Quando è cominciata la paradossale e grave crisi de La Gazzetta del Mezzogiorno, esterna alle dinamiche produttive del quotidiano, io, la mia redazione e i nostri editori abbiamo sperimentato un senso di impotenza. Ci siamo sentiti paralizzati, attoniti, dinanzi a una vicenda alla cui soluzione non ci sembrava di poter offrire un contributo concreto. In fondo speravamo che il buon senso avrebbe potuto e dovuto illuminare quanti hanno, essi sì, le redini della situazione in mano.
Evidentemente ci siamo illusi.
Oggi, però, ci troviamo dinanzi a un fatto nuovo, drammatico, che ci fa capire come il giornale più antico della Puglia sia ormai prossimo al punto di non ritorno: da ieri ne è stata sospesa la pubblicazione a tempo indeterminato, in conseguenza «di uno sciopero ad oltranza proclamato dall’assemblea di redazione» per la «persistente assenza di risposte da parte degli amministratori giudiziari sul pagamento degli stipendi e dei versamenti previdenziali arretrati, nonché sulle incertezze del futuro della testata», dopo il «sequestro delle quote societarie dell’editore Mario Ciancio Sanfilippo».
Qualcuno ha parlato di «agonia».
Oggi, come ieri, siamo consapevoli di non avere alcun potere per invertire la rotta, ma solo una voce: una flebile voce nell’assordante frastuono del disinteresse. Ma, anche a costo di illuderci ancora una volta, non ce la sentiamo di tacere.

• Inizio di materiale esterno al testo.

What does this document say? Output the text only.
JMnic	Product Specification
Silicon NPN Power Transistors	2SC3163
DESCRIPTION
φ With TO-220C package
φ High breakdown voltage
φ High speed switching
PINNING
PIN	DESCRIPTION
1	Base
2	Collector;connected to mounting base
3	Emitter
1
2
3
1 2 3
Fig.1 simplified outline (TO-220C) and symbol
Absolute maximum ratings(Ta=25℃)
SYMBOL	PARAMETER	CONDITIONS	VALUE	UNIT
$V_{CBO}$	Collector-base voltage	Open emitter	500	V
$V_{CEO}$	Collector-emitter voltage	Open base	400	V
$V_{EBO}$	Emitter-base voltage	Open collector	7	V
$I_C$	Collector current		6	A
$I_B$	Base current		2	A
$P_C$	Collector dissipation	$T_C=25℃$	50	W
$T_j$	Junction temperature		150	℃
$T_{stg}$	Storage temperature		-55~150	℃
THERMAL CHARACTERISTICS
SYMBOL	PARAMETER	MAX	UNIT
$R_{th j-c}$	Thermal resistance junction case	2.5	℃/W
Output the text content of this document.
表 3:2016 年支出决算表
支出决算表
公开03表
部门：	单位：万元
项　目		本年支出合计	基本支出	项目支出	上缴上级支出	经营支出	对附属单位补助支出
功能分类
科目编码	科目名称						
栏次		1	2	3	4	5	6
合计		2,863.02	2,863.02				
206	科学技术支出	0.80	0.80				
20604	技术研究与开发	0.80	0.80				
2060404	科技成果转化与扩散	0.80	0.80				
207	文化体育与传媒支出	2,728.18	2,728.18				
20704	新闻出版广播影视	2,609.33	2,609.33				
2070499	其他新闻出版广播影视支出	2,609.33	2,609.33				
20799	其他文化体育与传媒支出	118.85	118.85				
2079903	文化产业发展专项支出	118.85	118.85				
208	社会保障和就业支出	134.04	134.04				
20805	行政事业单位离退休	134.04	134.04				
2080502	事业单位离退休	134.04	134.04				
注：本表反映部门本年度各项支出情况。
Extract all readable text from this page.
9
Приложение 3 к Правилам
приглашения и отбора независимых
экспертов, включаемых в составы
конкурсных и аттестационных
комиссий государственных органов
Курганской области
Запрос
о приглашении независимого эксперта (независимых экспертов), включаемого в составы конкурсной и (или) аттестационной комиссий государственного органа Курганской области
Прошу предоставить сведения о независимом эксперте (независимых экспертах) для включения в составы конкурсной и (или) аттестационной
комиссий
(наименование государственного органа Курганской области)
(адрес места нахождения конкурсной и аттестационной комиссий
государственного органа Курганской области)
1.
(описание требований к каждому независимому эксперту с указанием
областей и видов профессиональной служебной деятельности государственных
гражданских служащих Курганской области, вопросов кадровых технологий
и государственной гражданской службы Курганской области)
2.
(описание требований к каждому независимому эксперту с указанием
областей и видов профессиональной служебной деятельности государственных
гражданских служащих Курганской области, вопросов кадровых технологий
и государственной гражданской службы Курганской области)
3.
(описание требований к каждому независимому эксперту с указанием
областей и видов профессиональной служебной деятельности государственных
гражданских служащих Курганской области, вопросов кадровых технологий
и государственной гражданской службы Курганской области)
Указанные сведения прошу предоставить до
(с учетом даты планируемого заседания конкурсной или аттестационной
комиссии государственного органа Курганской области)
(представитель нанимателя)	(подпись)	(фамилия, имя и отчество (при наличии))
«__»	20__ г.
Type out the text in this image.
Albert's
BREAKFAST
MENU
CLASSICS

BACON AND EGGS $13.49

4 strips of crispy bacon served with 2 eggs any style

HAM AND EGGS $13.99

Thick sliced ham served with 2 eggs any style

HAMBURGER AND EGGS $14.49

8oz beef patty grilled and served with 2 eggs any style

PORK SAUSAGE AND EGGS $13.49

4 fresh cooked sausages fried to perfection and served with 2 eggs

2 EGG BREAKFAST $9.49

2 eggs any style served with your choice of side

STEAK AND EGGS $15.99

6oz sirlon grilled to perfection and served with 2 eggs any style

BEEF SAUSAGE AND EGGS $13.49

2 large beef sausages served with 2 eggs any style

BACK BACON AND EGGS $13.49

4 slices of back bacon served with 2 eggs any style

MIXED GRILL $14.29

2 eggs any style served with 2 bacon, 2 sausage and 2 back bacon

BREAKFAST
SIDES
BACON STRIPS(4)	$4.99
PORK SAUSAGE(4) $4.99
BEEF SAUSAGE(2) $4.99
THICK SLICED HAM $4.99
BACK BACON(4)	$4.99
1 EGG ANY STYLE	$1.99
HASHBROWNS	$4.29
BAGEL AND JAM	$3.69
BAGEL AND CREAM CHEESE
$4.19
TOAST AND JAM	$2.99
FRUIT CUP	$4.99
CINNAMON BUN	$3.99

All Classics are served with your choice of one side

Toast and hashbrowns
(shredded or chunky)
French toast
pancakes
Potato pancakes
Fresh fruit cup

Così affidiamo a queste poche righe non solo la solidarietà ai colleghi e alle rispettive famiglie, costretti a sopravvivere senza stipendio dallo scorso mese di novembre, ma anche un appello a chi può e deve impedire che questa «agonia» possa arrivare all’inaugurabileexitusper “omissione di soccorso”. Sono a rischio: la sopravvivenza di una voce libera e onesta, soprattutto nel periodo della direzione di Giuseppe De Tomaso; la crescita culturale di due regioni (Puglia e Basilicata), che da 131 anni ha avuto ne La Gazzetta del Mezzogiornoun punto di riferimento costante e puntuale; ma soprattutto la dignità umana e sociale di tanti onesti lavoratori, giornalisti e poligrafici, che si ritroverebbero insieme alle loro famiglie nel buio tunnel dell’incertezza occupazionale, mentre la crisi economica sembra tutt’altro che intenzionata ad allontanarsi dal nostro orizzonte.
Da colleghi e da credenti, ci auguriamo, quindi, che la nostra flebile voce si unisca a tante altre voci e contribuisca a formare un coro, capace di farsi udire in alto, «dove si puote ciò che si vuole», ma anche in basso, nel cuore di tanti pugliesi e lucani, che forse non hanno ancora percepito quello che potrebbero perdere.